他拇指扣进刀口,往两边一撑,指尖贴着筋膜往上推,皮和肉唰一下就分开了,不粘一丝碎肉、不扯破一点油皮,干净利索。
先卸前腿,再卸后腿,皮顺着四肢往下褪,像脱衣裳一样完整卷到脊背,最后揪住脖根儿皮一拽,整张狍子皮“啪”一下完整脱下来。
毛面油亮蓬松,一点破损没有。
“平山,你这手艺是跟老陈叔学的?”
陈平山转头看了看外屋,点点头。
“嗯,前几天给他烧了两张报纸,估计也快看完了,明天去集上再买点黄纸,总不能老这么糊弄。”
剥完皮,陈平山手指伸进去轻轻一勾,先把心肺肝完整取出来,放在一边粗麻布上沥水,留着待会儿收拾。

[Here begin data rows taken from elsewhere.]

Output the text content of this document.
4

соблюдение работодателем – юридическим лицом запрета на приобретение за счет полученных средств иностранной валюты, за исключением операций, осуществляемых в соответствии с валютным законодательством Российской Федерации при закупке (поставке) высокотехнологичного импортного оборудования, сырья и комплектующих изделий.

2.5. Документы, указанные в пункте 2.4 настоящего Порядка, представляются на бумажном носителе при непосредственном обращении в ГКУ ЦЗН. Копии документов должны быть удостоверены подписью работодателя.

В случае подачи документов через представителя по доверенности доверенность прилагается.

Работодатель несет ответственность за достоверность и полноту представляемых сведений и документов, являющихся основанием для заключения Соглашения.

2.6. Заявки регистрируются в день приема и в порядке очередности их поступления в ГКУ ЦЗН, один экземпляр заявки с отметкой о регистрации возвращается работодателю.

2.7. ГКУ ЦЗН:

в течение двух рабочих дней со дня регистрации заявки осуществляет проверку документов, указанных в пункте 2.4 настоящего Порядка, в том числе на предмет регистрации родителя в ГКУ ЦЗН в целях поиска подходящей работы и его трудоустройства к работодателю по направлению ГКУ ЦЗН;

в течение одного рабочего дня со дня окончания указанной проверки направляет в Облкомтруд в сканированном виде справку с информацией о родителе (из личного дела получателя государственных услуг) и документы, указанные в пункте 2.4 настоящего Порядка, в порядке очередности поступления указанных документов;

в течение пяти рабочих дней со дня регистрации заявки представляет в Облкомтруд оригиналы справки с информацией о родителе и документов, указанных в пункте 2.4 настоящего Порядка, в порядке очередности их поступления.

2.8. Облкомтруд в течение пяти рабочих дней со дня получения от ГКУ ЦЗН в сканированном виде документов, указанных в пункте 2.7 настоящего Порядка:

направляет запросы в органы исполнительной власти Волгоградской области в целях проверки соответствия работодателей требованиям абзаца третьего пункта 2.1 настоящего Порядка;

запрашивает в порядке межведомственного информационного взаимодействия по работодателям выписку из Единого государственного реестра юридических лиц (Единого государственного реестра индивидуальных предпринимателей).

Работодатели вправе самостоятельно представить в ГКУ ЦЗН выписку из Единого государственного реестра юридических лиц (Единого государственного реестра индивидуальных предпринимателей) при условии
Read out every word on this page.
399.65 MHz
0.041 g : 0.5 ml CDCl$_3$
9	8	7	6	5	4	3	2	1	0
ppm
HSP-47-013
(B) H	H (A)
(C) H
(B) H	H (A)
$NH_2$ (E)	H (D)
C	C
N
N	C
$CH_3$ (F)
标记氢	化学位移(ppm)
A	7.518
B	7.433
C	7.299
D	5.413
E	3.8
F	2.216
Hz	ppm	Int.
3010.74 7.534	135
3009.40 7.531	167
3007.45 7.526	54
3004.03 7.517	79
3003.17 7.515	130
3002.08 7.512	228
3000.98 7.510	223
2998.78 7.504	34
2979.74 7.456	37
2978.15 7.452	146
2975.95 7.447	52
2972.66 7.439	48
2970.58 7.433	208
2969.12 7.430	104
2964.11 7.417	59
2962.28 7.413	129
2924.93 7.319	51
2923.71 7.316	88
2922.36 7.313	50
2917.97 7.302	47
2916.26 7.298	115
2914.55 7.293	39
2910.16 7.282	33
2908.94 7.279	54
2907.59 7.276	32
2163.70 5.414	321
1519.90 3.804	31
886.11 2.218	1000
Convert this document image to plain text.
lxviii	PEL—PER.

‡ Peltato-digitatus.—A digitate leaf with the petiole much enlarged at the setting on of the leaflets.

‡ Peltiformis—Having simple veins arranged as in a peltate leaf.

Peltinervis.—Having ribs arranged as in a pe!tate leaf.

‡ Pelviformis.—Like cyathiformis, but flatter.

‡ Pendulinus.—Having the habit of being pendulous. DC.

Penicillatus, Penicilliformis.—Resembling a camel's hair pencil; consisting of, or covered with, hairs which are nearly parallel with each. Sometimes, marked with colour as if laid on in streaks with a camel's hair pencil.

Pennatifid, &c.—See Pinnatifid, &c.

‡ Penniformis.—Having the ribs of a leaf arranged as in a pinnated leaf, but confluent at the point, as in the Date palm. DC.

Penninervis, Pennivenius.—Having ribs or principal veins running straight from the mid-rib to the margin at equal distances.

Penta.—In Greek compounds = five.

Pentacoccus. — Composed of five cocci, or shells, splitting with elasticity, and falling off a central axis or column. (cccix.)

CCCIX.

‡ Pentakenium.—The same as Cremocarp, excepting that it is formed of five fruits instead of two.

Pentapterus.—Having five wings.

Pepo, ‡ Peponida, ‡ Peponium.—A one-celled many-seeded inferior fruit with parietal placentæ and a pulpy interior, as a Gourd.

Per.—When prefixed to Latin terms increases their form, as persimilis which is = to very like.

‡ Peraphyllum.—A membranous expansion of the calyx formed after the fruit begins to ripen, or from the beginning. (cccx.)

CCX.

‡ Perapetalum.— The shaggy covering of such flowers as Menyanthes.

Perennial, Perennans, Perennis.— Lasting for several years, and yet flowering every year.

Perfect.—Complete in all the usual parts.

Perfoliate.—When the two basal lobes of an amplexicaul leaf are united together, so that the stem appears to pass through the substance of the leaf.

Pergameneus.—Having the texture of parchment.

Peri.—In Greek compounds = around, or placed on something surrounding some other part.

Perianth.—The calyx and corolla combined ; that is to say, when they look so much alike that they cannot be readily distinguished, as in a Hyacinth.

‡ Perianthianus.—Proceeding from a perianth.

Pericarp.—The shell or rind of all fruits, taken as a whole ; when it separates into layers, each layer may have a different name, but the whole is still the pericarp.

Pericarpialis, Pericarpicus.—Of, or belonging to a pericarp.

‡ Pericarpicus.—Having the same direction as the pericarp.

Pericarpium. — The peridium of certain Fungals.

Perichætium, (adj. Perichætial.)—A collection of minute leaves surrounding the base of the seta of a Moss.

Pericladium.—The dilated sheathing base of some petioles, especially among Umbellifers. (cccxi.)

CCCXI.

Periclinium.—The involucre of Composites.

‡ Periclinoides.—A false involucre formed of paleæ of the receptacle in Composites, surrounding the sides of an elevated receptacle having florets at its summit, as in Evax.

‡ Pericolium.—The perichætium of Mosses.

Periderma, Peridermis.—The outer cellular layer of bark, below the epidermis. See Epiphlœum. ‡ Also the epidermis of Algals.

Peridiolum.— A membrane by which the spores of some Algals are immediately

随后他握着剔骨刀,从脊骨两侧下刃,贴着骨头片肉,刀走弧线,干净利落。
不一会儿,整扇狍子肉就从骨头上片了下来,红白相间,油花均匀,嫩得能掐出水。
“这狍子油是好东西。”
陈平山指着肉层上乳白色、像凝脂一样的肥油,对杨玉莲说道:
“熬出来清亮不腥,炒菜、烙饼、治冻疮、润皮肤,比猪油脂还金贵。”
他把油全部片下来,切成小块,放进一口洗干净的小铁锅,添半勺山泉水,架在小火上慢熬。
火苗舔着锅底,锅里滋滋作响,油脂慢慢化开来,从乳白变成透亮的浅黄,香味一点点飘出来,满院子都是香气。
等油渣缩成金黄的小疙瘩,他用铁勺撇净浮沫,将熬好的狍子油倒进粗陶罐里,晾凉之后就是雪白凝脂,放一年都不会坏。
陈平山一抬手,把狍子肉分成两半。
一半用细麻绳穿好,挂在背阴通风的房梁上,留着明天去集上卖了,换点钱给杨玉莲买台缝纫机。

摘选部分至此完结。